Una testa di agnello ed una cartuccia di fucile sopra il cofano della sua auto. E’ quanto trovato questa mattina dall’ex assessore di Rosolini, Carmelo Di Stefano.
Di Stefano, geometra, stava accompagnando il figlio a scuola e nell’ultimo periodo ha denunciato la “questione delle serre”.
E’ solo l’ultimo di una serie infinita di episodi intimidatori (il penultimo due settimane fa, ai danni della consigliera comunale del gruppo politico “Etica”, Tina Cicciarella) che da anni stanno sconvolgendo il territorio di Rosolini, ma anche di Pachino, di Avola e di Noto.
Una cultura mafiogena che, anche se non direttamente riconducibile a fatti di mafia (almeno in questo momento, aspettiamo le scrupolose indagini degli inquirenti, per l’episodio odierno procedono i Carabinieri della locale stazione, agli ordini del Maresciallo Vaccaro), offre il polso della situazione in loco: quando qualcosa per qualcuno non “va bene” – potrebbe essere il caso della “questione serre” -, allora si ricorra al gesto intimidatorio. E pazienza se a vedere l’episodio, come nel caso odierno, è il figlio piccolo del Di Stefano.
Ovviamente, neanche a dirlo, nessuno ha visto, nessuno ha sentito nulla. A parte i malcapitati.

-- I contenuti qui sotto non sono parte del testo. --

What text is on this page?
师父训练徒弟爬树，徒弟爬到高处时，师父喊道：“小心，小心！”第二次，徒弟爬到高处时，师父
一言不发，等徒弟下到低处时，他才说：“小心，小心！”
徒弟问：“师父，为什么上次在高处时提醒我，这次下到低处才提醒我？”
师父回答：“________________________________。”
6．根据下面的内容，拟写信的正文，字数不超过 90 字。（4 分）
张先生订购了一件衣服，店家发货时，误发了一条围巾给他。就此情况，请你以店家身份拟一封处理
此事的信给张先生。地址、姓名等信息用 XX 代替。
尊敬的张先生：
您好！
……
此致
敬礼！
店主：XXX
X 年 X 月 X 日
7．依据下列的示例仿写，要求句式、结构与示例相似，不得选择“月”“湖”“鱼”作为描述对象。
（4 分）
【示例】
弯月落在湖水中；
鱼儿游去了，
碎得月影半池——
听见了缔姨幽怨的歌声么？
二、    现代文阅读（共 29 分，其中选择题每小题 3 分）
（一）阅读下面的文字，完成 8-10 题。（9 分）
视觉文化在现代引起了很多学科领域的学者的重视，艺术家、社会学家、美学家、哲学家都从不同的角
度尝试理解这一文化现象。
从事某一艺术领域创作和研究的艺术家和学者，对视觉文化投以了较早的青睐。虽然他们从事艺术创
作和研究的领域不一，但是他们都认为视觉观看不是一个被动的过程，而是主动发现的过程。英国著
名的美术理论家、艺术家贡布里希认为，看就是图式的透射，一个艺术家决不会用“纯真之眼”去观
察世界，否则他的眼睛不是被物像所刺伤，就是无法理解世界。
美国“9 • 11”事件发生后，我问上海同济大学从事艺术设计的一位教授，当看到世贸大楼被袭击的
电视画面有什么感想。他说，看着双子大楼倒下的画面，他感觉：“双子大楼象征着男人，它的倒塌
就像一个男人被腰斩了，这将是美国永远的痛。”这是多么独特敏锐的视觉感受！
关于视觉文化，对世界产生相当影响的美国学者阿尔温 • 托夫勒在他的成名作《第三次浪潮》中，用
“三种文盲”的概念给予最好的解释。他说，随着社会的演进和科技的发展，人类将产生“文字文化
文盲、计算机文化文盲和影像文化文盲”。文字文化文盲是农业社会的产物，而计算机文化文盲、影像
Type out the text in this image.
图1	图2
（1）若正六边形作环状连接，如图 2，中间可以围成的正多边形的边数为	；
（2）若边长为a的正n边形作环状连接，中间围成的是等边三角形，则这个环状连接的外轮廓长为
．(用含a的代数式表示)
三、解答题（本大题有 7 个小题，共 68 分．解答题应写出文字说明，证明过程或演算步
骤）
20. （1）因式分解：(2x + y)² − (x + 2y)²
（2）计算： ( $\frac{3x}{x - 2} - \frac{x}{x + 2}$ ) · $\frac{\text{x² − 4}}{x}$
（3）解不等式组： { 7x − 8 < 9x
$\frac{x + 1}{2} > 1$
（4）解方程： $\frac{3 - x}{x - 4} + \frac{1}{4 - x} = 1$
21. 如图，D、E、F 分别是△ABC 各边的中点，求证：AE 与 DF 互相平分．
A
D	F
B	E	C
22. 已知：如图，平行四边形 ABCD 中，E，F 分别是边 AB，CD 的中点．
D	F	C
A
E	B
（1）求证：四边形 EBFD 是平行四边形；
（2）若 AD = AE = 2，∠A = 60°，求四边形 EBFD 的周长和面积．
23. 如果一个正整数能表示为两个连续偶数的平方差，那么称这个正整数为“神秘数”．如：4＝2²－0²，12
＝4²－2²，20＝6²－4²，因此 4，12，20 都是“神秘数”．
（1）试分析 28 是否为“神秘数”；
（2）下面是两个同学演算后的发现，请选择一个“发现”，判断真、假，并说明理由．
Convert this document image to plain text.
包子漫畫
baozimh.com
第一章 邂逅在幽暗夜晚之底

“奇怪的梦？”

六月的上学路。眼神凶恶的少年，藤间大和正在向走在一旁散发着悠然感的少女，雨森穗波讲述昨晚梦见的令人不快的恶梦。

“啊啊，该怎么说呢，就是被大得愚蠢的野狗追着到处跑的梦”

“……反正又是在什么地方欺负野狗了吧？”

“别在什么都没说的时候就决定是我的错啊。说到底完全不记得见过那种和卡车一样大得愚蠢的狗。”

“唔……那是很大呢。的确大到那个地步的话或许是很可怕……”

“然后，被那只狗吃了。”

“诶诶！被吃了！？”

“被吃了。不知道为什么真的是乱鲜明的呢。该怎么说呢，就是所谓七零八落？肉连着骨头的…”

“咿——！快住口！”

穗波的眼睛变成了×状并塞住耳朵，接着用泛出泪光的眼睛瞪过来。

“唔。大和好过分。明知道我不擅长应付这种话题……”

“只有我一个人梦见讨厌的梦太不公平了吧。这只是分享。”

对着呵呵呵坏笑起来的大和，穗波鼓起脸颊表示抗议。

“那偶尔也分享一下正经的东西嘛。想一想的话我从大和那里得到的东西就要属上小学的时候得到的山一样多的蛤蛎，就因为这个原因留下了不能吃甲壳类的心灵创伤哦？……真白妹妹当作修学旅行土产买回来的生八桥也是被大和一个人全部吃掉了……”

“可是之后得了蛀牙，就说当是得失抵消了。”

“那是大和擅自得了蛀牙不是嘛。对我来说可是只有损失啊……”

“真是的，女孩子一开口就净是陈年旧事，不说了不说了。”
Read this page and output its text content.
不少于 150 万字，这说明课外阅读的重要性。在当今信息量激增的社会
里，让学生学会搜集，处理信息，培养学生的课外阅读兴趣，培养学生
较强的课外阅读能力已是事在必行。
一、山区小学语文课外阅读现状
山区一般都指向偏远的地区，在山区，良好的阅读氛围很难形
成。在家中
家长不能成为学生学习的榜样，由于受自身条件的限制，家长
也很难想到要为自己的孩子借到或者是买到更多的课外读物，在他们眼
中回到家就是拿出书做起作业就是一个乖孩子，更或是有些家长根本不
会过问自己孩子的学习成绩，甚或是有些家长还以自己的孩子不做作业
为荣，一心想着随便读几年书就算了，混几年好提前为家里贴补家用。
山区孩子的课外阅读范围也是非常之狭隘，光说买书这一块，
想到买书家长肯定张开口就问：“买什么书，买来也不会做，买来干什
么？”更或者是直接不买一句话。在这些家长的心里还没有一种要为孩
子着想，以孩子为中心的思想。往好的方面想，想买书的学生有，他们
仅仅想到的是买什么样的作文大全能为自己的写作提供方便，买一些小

Non si può, però, continuare così. E’ la realtà cittadina, l’intera comunità, che non può continuare a “far finta di nulla”.
Deve indignarsi e rifiutare questa sub-cultura mafiosa.
Un riscatto che, al di là del lavoro delle Forze dell’Ordine e della magistratura, non può che arrivare dai cittadini.
Il silenzio, l’omertà, sono mafia ed è per questo che, come auspicato dalla deputata Maria Marzana, è arrivato il momento che anche la Commissione Antimafia si occupi di questo lembo di terra.
Una realtà in cui gli affari dei clan si mischiano con il silenzio della gente, dove il confine fra criminalità comune e mafia è davvero molto labile. E dove, va ricordato, la politica non è assolutamente immune da grigi coinvolgimenti o da “silenzi – assensi”.
A Rosolini, lo abbiamo scritto anni fa (LEGGI ARTICOLO), sono molti gli interessi “criminali” che riguardano l’economia “legale” che sfocia nell’illegalità, ad iniziare dal Centro Commerciale tanto discusso.
Oggi la questione delle serre, il tutto “infarcito” dalle continue estorsioni – quasi mai denunciate – e da un assoggettamento alla forza d’intimidazione. Eppure, anche in questo caso, la stragrande maggioranza delle persone sono “per bene”.
LA REALTA’ CRIMINALE E GLI INTERESSI DEL CLAN:
Siamo nel cuore del “regno” del clan Trigila. Un clan spietatissimo che ha in Antonino detto Pinuccio Trigila, il capo indiscusso e, anche se per tutto il resto della sua vita non rivedrà più la libertà, continua a esercitare il ruolo di comando dal carcere.
A Rosolini agisce in prima persona il fratello – e messaggero di Pinuccio – Gianfranco Trigila (LEGGI QUI PER VEDERE LA MAPPA DEL CLAN).